Complete Genome of Bacillus megaterium Siphophage Staley.

Siphophage Staley was isolated because of its ability to grow on Bacillus megaterium. Here we report the complete genome and annotation of phage Staley and describe core features. Among its interesting genes is one encoding an SleB germination protein.

GENOME ANNOUNCEMENT

Bacillus megaterium is an aerobic, spore-forming bacterium found in diverse biological environments (1). B. megaterium is useful in producing medicinal proteins such as penicillin amidase and glucose dehydrogenase for penicillin production and blood glucose tests, respectively (2). Bacteriophages of B. megaterium are of particular importance as they offer the possibility of biotechnological exploitation.

Bacteriophage Staley was isolated from a soil sample collected in College Station, TX. Phage DNA was sequenced using 454 pyrosequencing at the Emory GRA Genome Center (Emory University, Atlanta, GA). Trimmed FLX Titanium reads were assembled to a single contig at 17.05-fold coverage using the Newbler assembler, version 2.5.3 (454 Life Sciences), at default settings. Contigs were confirmed to be complete by PCR. Genes were predicted using GeneMarkS (1) and corrected using software tools available on the Center for Phage Technology (CPT) Portal (https://cpt.tamu.edu/cpt-software/portal/). Electron microscopy was performed at the Microscopy and Imaging Center at Texas A&M University.

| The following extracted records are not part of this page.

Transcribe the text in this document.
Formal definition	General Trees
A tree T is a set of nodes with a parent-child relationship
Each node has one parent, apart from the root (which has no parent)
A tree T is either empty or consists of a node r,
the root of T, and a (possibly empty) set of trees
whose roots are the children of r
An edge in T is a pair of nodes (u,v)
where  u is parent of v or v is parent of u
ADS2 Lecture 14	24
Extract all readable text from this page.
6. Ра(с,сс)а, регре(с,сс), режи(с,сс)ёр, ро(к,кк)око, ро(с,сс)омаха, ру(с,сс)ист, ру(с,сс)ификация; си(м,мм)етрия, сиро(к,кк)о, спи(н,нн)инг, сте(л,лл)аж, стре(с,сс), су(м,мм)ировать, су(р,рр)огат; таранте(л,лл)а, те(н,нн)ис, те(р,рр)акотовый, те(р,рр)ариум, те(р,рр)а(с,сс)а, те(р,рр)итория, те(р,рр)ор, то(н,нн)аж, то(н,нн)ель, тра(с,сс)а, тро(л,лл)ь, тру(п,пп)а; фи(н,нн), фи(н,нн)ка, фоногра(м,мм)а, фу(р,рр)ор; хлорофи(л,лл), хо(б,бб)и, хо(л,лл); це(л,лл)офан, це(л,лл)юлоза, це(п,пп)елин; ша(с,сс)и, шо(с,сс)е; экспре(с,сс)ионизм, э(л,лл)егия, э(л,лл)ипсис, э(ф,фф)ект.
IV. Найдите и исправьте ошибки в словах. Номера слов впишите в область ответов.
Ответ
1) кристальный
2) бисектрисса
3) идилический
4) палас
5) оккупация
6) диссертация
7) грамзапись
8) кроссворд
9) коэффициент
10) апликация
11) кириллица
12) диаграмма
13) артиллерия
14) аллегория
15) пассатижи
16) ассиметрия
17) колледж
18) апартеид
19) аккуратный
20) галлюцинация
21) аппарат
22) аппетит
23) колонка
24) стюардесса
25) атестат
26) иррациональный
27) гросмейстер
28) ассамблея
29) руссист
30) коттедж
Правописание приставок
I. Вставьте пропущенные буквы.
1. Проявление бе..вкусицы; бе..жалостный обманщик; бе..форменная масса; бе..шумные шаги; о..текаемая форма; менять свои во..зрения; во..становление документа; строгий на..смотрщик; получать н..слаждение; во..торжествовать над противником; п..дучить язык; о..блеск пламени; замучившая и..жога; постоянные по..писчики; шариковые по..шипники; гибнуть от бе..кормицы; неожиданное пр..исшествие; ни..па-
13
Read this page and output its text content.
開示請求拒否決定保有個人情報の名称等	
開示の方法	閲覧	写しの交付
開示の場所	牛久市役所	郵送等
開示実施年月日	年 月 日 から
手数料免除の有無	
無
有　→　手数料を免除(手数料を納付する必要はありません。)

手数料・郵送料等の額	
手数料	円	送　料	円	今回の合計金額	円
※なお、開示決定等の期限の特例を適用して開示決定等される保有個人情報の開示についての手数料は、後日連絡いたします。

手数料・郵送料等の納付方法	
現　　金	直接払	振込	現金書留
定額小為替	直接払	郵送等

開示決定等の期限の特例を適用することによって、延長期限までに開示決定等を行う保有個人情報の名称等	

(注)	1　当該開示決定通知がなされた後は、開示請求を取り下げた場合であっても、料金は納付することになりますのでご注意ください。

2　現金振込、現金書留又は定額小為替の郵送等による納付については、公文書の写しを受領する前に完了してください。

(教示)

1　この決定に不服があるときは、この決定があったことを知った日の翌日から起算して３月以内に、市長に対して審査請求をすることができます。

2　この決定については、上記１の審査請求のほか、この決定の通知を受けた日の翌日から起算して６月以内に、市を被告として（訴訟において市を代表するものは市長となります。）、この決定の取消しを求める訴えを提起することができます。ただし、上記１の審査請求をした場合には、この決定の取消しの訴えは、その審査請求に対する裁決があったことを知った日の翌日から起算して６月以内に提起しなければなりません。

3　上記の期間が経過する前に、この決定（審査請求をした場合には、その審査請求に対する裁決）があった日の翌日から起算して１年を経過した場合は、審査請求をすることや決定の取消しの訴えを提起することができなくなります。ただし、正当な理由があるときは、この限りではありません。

Phage Staley has a host range that includes B. megaterium Km Sp−, QM B1551, PV361, and WH320 strains. Staley has an 81,089-bp double-stranded DNA (dsDNA) genome, a GC content of 35.7%, and a coding density of 90.7%.

Several genes encoding phage replication/recombination proteins were identified, including those encoding DNA polymerase III epsilon subunit (exonuclease), helicase, primase, RecB family exonuclease, and a RuvC-like Holliday junction resolvase. DNA biosynthesis proteins were identified (ribonucleotide reductase alpha and beta subunits, guanylate kinase, thymidylate synthase, and dUTPase). Few structural proteins were detected by BLASTp and InterPro Scan analysis (2, 3). Structural proteins identified were a tail fiber protein, a tape measure protein with a lysin domain, and a tail spike protein with a pectin lyase domain. It is hypothesized that the pectin lyase domain is involved in exopolysaccharide depolymerization to allow phage diffusion through biofilm (4). A large terminase subunit was identified, although it showed no homology to TerLs from phages of known packaging strategies; thus, a packaging strategy cannot be inferred. Based on sequence similarity to B. megaterium phage Slash (KF669661), the terminal repeat is presumed to be 567 bp. Phage Staley carries a holin and two lysin genes. The holin is a class II holin with two transmembrane domains in an N-in C-in topology. Of the two lysin candidates, the SleB-like N-acetylmuramyl-l-alanine amidase has a predicted N-terminal signal peptidase I cleavage site. A cytoplasmic l-alanyl-d-glutamate peptidase was found adjacent to the holin.

Finally, Staley has genes consistent with a temperate lifestyle. The phage encodes an Rha superfamily protein (IPR014054) with an Ant1-like C-terminal domain (IPR005039). In enterobacterial phage P1, the C-terminal domain of Ant1 is processed to become the antirepressor Ant2, the expression modulator of the master repressor, C1 (5). The Rha protein is found in many temperate phages and interferes with infection of strains without an integration host factor (IHF) (6). Furthermore, Staley encodes a putative site-specific tyrosine recombinase with a conserved C-terminal catalytic domain of other phage integrases, such as P1 Cre and lambda Int (7).

Nucleotide sequence accession number.

The genome sequence of phage Staley was contributed to GenBank under accession number KF669663.